Donna Tartt – Der Distelfink (Hörbuch, gelesen von Matthias Koeberlin)


Der Distelfink von Donna Tartt, Cover © der HörveröagIn ihrem neuen, dritten und bislang längsten Roman  – 1024 Seiten in Buchform, die auf diesem ungekürzten Hörbuch in 33½ Stunden vorgetragen werden – nimmt uns die amerikanische Autorin Donna Tartt nach kurzer Einführung mit ins Museum, wo man fortan in die Rolle des unsichtbaren und stillen Begleiters des dreizehnjährigen New Yorkers Theo Decker schlüpft und diese Rolle viele Jahre seines Lebens behalten wird.

Der in der ersten Person erzählende Theo hat sich einen Schulverweis eingehandelt – gemeinsam mit seiner Mutter begibt er sich auf den Weg zur Schule, um diesbezüglich dort ein klärendes Gespräch zu führen. Doch als unterwegs plötzlich Regen einsetzt, suchen die beiden Zuflucht im Trockenen, und die nächstbeste Gelegenheit ist das Metropolitan Museum Of Art. Die Zeit lassen sie nicht sinnlos verstreichen und nutzen sie mit dem Betrachten der ausgehängten Bilder, unter anderem Carel Fabritius’ “Der Distelfink”.

Doch dann löscht eine Bombenexplosion im Gebäude das Leben zahlreicher Menschen aus – auch das seiner Mutter. In seiner Selbstlosigkeit steht er auch einem älteren Mann bis zu dessen Tod bei. Der gibt Theo vor den letzten Atemzügen einen Siegelring. Allerdings wird dies nicht der einzige Gegenstand sein, den der Junge aus den Trümmern mit sich nehmen wird, sondern entwendet Carel Fabritius’ Gemälde, dessen Höhe und Breite kaum mehr als die Maße eines Bogens Briefpapier besitzt.

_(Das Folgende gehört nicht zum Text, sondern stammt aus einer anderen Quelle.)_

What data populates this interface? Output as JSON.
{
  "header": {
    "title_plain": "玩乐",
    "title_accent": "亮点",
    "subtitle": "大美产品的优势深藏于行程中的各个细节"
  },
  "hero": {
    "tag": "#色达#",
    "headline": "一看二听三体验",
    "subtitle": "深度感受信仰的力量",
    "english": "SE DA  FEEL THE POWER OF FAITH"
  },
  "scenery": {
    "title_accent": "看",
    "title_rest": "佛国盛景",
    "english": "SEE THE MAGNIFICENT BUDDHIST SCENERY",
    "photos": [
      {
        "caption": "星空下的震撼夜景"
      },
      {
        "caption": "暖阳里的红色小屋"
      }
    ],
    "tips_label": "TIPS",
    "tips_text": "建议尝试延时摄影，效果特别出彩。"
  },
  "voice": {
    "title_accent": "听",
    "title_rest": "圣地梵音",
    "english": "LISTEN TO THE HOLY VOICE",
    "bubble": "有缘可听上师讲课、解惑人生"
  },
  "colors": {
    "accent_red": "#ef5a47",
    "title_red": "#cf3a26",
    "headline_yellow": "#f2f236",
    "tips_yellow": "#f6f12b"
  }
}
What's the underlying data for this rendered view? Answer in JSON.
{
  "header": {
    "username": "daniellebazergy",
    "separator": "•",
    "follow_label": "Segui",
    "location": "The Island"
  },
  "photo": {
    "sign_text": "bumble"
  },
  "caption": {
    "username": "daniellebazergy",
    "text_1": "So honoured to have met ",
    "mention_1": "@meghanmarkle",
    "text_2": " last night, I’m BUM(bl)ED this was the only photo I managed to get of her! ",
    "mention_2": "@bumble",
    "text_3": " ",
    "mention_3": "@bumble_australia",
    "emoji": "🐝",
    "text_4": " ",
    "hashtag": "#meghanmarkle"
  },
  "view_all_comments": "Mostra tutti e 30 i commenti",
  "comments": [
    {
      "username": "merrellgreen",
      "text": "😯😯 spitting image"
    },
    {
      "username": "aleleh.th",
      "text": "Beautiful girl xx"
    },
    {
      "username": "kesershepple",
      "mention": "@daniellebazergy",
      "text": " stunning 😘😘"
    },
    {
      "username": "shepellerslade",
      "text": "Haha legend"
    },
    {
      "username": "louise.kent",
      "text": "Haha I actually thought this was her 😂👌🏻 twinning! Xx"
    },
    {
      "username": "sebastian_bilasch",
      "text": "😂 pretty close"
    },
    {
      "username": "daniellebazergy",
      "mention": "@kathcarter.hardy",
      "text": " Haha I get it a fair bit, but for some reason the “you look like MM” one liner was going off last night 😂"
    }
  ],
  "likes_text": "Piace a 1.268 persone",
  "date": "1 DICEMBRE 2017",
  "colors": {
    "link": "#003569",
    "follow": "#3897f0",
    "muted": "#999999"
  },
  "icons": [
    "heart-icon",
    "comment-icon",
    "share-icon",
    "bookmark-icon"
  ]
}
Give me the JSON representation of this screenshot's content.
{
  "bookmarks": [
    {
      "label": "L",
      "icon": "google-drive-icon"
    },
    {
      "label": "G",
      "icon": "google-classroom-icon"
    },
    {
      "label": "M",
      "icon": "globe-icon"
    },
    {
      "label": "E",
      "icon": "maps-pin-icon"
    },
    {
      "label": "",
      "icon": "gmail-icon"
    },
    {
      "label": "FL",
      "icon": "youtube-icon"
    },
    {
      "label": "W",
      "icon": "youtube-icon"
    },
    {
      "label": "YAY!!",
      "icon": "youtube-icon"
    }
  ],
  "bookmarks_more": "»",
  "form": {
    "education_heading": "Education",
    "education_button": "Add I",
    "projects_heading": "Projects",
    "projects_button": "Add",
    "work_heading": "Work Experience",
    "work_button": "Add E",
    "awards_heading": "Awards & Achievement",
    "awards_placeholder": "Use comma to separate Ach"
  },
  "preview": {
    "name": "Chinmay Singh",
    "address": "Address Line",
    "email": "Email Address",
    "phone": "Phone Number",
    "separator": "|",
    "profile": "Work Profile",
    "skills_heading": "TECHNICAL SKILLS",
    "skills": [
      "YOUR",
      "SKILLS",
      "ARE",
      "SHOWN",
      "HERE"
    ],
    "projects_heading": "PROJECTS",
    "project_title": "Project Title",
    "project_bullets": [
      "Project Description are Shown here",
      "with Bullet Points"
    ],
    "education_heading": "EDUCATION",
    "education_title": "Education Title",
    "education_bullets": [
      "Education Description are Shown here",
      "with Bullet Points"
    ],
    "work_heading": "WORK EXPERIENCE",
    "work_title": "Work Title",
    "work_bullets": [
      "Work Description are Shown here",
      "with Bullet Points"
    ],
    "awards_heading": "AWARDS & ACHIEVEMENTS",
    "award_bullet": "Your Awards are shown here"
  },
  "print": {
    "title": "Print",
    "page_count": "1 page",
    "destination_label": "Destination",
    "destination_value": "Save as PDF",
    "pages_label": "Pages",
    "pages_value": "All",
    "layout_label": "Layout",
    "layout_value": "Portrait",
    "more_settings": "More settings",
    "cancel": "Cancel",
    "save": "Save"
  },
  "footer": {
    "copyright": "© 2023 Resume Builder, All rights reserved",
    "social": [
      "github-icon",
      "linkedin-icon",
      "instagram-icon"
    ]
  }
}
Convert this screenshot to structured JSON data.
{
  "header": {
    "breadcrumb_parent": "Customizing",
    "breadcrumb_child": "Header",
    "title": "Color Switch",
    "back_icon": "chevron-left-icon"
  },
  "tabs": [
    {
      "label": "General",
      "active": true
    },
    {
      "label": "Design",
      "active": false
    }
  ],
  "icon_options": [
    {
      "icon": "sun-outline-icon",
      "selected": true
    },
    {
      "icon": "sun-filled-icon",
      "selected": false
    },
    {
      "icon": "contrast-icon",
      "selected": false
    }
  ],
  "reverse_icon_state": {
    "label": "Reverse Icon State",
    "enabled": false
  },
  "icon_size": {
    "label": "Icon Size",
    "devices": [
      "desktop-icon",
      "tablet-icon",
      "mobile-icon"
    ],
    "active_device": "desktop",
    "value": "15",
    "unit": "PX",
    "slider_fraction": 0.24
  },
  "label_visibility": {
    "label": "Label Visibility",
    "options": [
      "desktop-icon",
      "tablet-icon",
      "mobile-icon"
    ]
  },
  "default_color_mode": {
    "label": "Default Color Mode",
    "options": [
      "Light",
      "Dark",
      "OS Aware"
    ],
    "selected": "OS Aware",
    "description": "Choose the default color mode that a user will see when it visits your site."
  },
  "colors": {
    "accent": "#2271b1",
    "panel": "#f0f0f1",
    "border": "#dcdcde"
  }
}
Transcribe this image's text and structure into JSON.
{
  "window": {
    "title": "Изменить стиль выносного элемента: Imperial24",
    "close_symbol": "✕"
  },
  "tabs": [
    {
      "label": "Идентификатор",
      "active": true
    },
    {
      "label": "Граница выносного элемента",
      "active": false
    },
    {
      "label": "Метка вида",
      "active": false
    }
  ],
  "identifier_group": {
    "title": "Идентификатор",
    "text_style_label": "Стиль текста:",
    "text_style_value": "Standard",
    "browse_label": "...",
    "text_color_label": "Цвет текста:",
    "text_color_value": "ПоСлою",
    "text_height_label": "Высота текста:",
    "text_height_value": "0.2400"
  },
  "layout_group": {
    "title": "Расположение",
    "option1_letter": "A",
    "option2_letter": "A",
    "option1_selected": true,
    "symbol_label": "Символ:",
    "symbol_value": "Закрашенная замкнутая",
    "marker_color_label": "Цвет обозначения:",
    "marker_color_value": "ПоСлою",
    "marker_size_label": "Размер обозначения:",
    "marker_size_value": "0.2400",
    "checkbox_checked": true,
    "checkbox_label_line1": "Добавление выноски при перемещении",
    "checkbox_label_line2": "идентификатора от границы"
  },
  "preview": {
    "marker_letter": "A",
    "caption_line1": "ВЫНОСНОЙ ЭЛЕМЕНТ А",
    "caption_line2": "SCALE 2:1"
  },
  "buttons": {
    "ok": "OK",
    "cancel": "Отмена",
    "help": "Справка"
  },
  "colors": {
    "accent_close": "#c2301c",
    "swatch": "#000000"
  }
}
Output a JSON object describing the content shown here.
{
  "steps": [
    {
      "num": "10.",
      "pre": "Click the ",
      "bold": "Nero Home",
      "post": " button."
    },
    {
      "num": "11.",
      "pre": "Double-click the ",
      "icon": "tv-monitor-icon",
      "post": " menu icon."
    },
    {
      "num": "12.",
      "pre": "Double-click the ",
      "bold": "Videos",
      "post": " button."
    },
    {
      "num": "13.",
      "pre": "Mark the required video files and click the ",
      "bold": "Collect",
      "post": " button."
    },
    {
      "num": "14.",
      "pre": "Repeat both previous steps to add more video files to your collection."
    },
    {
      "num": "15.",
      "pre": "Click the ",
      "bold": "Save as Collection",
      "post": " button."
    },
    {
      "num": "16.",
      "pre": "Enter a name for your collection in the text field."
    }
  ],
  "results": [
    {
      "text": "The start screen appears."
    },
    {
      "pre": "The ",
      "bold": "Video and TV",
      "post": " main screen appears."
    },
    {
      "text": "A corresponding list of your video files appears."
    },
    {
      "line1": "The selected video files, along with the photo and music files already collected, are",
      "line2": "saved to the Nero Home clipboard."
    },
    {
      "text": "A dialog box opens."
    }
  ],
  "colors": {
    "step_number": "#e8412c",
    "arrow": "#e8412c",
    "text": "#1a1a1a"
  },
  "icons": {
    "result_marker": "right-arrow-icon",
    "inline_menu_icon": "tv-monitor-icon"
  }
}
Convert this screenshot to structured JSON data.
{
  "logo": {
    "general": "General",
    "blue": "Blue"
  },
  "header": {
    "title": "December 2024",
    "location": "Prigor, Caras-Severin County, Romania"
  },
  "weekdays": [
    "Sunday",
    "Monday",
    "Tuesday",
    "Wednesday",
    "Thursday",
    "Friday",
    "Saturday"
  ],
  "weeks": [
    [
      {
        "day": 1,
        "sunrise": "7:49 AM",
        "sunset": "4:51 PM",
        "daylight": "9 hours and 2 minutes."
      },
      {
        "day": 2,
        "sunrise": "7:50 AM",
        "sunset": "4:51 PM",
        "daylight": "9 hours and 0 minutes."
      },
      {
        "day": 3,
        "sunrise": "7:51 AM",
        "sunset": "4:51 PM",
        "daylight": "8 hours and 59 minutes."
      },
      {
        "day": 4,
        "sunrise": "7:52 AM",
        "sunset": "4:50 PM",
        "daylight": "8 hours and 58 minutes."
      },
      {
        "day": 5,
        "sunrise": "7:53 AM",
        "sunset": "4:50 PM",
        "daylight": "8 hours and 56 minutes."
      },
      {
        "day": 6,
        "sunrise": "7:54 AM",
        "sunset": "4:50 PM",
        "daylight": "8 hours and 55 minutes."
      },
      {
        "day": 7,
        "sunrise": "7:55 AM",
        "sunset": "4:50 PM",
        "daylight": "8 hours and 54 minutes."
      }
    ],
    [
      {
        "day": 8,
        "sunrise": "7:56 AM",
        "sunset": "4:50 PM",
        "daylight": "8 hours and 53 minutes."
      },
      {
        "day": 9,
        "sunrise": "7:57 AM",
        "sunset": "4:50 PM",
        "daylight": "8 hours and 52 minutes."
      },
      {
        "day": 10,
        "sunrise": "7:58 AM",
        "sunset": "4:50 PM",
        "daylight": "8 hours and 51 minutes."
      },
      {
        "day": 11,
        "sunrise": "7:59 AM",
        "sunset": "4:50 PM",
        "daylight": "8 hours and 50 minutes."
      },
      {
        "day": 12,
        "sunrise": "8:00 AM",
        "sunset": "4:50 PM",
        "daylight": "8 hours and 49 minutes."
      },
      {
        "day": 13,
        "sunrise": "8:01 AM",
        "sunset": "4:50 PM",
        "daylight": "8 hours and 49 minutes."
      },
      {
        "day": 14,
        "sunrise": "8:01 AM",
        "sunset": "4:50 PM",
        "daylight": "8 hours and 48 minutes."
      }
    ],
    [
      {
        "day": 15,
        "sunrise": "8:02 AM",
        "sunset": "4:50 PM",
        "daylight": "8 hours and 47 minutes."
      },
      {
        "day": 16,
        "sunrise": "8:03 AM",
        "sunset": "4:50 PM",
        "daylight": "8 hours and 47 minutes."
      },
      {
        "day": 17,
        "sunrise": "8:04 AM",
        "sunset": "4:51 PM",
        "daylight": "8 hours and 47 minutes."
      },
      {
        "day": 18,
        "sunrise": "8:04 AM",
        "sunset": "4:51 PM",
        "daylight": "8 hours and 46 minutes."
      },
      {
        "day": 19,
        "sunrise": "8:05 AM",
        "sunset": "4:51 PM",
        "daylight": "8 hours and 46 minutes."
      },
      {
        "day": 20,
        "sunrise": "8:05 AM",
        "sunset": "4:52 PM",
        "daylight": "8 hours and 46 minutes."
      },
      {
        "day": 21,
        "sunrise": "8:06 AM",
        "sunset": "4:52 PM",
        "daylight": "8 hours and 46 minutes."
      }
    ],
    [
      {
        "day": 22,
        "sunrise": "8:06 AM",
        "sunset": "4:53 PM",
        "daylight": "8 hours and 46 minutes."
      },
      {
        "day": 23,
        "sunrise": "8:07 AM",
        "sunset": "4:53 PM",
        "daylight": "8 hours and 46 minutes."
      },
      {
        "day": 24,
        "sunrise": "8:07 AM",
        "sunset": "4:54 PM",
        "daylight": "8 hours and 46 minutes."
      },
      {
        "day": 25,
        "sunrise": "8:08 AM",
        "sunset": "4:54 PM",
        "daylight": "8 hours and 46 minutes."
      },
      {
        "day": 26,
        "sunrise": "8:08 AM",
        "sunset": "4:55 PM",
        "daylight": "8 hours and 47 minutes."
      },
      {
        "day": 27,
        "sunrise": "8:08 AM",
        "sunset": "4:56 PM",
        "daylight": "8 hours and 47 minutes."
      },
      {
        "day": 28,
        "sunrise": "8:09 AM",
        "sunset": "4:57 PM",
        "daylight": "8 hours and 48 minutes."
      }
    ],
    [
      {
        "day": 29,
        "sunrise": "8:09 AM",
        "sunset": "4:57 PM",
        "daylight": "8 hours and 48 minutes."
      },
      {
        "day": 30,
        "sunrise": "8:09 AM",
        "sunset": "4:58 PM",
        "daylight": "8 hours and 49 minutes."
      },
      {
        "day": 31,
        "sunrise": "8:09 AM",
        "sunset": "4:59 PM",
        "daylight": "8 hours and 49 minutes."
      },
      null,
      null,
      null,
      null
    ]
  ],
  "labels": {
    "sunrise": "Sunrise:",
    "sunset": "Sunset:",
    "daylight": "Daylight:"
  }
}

Doch wohin soll der gebrochene Theo nun? Denn sein Vater hat sich bereits lange Zeit zuvor vom Acker gemacht hat. Glück für Theo, dass ihn die wohlhabende Familie seines besten Freundes Andy wie ein Familienmitglied aufnimmt. Unverhofft taucht wenig später ausgerechnet der Vater wieder auf und holt ihn nach Las Vegas. Dort lernt er neue, teilweise wertvolle Menschen kennen, gerät aber gleichzeitig auf die schiefe Bahn. Drogen, Alkohol und Kriminalität nehmen in Theos Leben einen immer größeren Platz ein. Doch er versucht sich im Leben durchzuschlagen, lernt, Geschäfte zu machen, bemüht sich, einen Beruf wenigstens halbwegs professionell auszuüben und versucht auch sozial und hinsichtlich Liebe, seinen Platz auf diesem Erdball zu finden.

Distelfink
Carel Fabritius: “Der Distelfink”
Signiert und datiert 1654
Öl auf Holz, 34 x 23 cm
Den Haag, Mauritshuis
Bild: CC-Lizenz, Wikimedia Commons

Tartt schreibt diese Geschichte des Theo Decker äußerst bildhaft und mit einer Intensität und Präzision, beinahe in Perfektion, dass man von Anfang an diesem Menschen und die Personen um ihn herum derart nahe ist, dass man sich nicht selten dabei erwischt, verwirrt den Kopf freizuschütteln, um dessen gewahr zu werden, dass es sich bei “Der Distelfink” letzten Endes nur um eine ausgedachte Story handelt. Die Autorin nimmt den Leser an die Hand, lässt ihn in die Hülle Deckers schlüpfen und lässt den Leser (oder in diesem Fall Hörer) die beschriebenen Jahre fast so erleben, als wären es seine eigenen. Theo Deckers ehrliche (oder ehrlich geschriebene) Art verzaubert einen frühzeitig, sodass man sehr bald kaum anders kann, als gemeinsam mit ihm den unbestimmten, mit Hoffnung und Schicksalsschlägen gespickten Weg gemeinsam zu beschreiten.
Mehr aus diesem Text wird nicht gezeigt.